Either way, that’s a huge amount of uncertainty when there’s a close race. In New York, where I live, 12% undecided won’t do crap. We know the Democrat is going to win.
But in Pennsylvania?
BLAMING THE POLLS
It is imperative to note that the most conservative leaning pollsters this year (and this applies as well in previous elections) should be congratulated for being the least irresolute in their polling strategy and predictive results (each one oscillating their polling estimate ~2% throughout the season, and very tight amongst on another). At times IBD or Rasmussen were lambasted for being alone in showing Trump in a close race, but when the FBI reopened the e-mail probe into Hillary’s e-mails, suddenly in recent days they looked like virtuosi among other “discouraged” pollsters. Discouraged because they were once again wrong, or depressed because the heavily favored now suddenly waning Hillary?
The more liberal pollsters (e.g., USAToday) again had overly wild variations in their methodology and their sensitivity to and transmission of news into election probabilities this season (each one oscillating their polling estimate ~3-4% throughout the season, and very disparate amongst one another). See the article linked above for rationales as to why such flip-flopping by pollsters should be cause for scorn among Americans. We deserve far better than personal partisanships mixing with polling news, and in the coming years it wouldn’t be a shock to see such ill-performing polling outfits garner less consideration (even in “averages among polls” which we will argue must deliberate variation in error as much as merely bias). These latter liberal pollsters produced the most faux disturbance for ordinary Americans, even in the unlikely event that their combined estimated spread of >5%, both disorderly and unintentionally, emanates as anywhere close to true on election night. After all, those prayers worked out so well for the recent, #BrexitRemain and #NeverDrumpf festivals.
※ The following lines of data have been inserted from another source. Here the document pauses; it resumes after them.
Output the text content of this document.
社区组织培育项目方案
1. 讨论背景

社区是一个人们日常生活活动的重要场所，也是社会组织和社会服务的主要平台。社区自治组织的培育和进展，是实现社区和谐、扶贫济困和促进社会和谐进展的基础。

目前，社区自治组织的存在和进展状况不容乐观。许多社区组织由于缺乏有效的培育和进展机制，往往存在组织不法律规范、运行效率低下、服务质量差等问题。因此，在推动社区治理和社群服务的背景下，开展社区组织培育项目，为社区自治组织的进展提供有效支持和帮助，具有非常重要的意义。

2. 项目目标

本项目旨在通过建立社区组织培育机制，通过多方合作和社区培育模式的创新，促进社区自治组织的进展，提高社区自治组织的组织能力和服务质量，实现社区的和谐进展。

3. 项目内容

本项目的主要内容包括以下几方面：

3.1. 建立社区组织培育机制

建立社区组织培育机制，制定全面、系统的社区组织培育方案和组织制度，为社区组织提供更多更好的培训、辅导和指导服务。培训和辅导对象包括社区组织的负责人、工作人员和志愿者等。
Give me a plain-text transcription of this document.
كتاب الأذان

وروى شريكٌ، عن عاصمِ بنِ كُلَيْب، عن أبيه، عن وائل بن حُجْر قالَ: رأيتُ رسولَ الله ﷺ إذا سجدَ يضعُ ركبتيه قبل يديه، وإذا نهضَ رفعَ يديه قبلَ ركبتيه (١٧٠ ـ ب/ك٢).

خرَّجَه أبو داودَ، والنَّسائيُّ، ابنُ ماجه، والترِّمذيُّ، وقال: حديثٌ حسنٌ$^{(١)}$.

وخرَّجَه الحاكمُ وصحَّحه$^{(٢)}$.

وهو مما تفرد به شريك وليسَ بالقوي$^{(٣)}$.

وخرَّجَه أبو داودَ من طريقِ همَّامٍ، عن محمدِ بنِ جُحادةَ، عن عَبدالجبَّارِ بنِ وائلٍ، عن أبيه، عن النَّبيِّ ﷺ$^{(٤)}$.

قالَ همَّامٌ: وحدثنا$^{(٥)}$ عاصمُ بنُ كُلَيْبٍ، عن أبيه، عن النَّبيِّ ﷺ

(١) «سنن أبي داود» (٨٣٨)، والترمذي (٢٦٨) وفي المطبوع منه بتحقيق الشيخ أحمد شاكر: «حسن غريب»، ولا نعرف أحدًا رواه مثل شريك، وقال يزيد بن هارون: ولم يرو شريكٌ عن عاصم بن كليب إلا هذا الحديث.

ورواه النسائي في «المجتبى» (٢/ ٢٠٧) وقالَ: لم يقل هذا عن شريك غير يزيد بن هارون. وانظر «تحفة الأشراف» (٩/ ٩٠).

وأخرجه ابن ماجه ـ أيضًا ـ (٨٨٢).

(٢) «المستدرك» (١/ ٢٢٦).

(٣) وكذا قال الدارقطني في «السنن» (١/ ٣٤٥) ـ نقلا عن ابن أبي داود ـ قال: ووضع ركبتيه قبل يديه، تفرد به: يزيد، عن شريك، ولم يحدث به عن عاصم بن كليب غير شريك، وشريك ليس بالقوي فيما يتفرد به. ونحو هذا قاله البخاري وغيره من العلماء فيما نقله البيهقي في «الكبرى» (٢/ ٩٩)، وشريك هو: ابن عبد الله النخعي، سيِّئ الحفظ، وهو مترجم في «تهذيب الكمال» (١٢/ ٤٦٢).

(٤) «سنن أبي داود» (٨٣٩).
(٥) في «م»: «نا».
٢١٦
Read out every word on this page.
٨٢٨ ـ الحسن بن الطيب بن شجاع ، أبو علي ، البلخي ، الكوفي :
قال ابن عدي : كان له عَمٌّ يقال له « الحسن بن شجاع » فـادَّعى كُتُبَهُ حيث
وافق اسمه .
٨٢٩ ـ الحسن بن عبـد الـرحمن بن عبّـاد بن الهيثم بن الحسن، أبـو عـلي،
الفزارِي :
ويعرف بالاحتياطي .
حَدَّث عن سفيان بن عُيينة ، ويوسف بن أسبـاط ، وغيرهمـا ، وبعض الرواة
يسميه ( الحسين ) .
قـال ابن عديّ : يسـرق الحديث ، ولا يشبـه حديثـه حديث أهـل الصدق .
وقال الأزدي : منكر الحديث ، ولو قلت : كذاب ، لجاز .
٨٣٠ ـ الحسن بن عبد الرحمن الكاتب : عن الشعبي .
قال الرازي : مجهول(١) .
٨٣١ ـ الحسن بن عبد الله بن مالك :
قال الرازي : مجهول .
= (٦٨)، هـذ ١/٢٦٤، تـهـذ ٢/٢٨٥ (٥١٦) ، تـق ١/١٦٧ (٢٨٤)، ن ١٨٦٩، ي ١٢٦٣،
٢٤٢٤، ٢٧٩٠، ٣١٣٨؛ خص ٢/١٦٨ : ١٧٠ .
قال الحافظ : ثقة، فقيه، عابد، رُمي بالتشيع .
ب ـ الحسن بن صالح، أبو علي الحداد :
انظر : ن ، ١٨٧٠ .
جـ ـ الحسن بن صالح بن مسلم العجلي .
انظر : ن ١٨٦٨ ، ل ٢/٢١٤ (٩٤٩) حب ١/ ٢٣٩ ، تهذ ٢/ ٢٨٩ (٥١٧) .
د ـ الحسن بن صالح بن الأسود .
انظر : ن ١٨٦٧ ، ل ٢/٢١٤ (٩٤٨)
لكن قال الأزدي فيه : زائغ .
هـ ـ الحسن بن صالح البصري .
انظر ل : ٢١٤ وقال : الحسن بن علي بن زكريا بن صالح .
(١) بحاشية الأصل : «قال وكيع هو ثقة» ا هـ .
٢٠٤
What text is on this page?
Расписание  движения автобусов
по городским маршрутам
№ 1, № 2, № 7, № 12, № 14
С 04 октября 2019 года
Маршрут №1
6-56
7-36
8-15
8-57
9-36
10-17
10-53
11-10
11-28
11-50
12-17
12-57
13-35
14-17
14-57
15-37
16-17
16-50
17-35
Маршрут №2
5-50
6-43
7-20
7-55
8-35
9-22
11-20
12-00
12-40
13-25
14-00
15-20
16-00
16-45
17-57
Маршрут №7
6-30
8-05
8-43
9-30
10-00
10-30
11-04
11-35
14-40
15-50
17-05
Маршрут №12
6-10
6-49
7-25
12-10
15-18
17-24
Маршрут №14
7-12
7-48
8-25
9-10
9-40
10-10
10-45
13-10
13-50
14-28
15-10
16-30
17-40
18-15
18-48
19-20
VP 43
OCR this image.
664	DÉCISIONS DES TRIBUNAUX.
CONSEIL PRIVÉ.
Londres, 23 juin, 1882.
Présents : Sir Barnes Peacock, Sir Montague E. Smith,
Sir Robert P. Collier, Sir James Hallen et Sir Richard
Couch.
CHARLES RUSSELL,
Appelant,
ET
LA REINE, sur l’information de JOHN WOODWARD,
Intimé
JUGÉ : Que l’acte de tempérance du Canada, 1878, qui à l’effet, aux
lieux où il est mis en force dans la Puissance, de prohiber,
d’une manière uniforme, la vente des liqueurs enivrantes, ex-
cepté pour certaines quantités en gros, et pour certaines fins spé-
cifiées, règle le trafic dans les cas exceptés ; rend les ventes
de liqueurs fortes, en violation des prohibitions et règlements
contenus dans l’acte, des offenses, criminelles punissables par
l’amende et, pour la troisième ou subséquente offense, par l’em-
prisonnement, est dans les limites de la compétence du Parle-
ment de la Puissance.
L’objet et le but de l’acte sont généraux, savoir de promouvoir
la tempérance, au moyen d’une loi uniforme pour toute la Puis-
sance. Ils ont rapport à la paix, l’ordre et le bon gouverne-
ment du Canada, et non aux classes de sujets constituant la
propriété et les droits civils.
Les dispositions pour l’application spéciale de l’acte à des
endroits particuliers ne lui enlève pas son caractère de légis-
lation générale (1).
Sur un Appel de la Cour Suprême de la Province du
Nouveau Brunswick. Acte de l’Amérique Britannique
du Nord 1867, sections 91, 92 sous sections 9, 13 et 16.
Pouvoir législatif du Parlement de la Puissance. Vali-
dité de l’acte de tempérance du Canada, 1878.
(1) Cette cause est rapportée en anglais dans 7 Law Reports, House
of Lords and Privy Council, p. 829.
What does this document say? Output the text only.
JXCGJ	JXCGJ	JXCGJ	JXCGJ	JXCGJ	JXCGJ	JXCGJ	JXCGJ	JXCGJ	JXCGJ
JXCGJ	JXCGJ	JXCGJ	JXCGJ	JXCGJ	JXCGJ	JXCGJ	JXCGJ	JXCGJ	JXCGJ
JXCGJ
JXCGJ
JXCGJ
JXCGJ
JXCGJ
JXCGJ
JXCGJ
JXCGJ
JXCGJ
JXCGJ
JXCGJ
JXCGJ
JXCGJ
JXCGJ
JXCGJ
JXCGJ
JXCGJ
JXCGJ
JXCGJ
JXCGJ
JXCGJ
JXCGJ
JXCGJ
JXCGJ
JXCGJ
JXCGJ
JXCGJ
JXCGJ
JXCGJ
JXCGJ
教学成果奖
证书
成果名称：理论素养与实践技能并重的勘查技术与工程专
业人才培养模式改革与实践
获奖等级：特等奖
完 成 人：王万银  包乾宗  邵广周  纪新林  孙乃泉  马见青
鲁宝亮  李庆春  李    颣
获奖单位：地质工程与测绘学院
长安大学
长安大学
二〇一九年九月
The author of the above wrote this analysis pre-election, which is quite interesting for the stats nerds. There was an indication something was wrong with the polls ahead of time. But people didn’t want to hear it.
A CALL FOR INTELLECTUAL HUMILITY
It won’t kill you to say “I don’t know” when you don’t know.
It also helps to explicitly look for info against your preferred result or anticipated result. There’s this thing called confirmation bias, which seems to have run rampant among pollsters and media people using the polls. It’s not merely interpreting new info as supporting your desired result, but that you’re not actively looking for disconfirming evidence. People didn’t want to see that Trump may have had a chance, so they never saw it coming.
Nate Silver’s models worked okay. Those who allowed in uncertainty and considered that Clinton wasn’t a lock had the chance of seeing that there may be negative info in what they were looking at.
The people who were predicting a 90%+ chance for Clinton to win were indulging in a hubris…. which often ends in nemesis.
Oh boy, does it.
As I said last Wednesday, I didn’t find the election results shocking (mainly because I knew there were a bunch of question marks hovering over the midwest), but I did find them surprising. After all, my last prediction gave an edge to the Dems. I was wrong.
Likewise, I really have no clue what Trump’s going to do.
So I’m not even going to predict at this point.
Of course, people who say “I don’t know” don’t get invited to be talking heads on TV, but given how I look, that wasn’t really in the cards, either.
Still, I’d rather say “I don’t know” than pretend I do know when I don’t.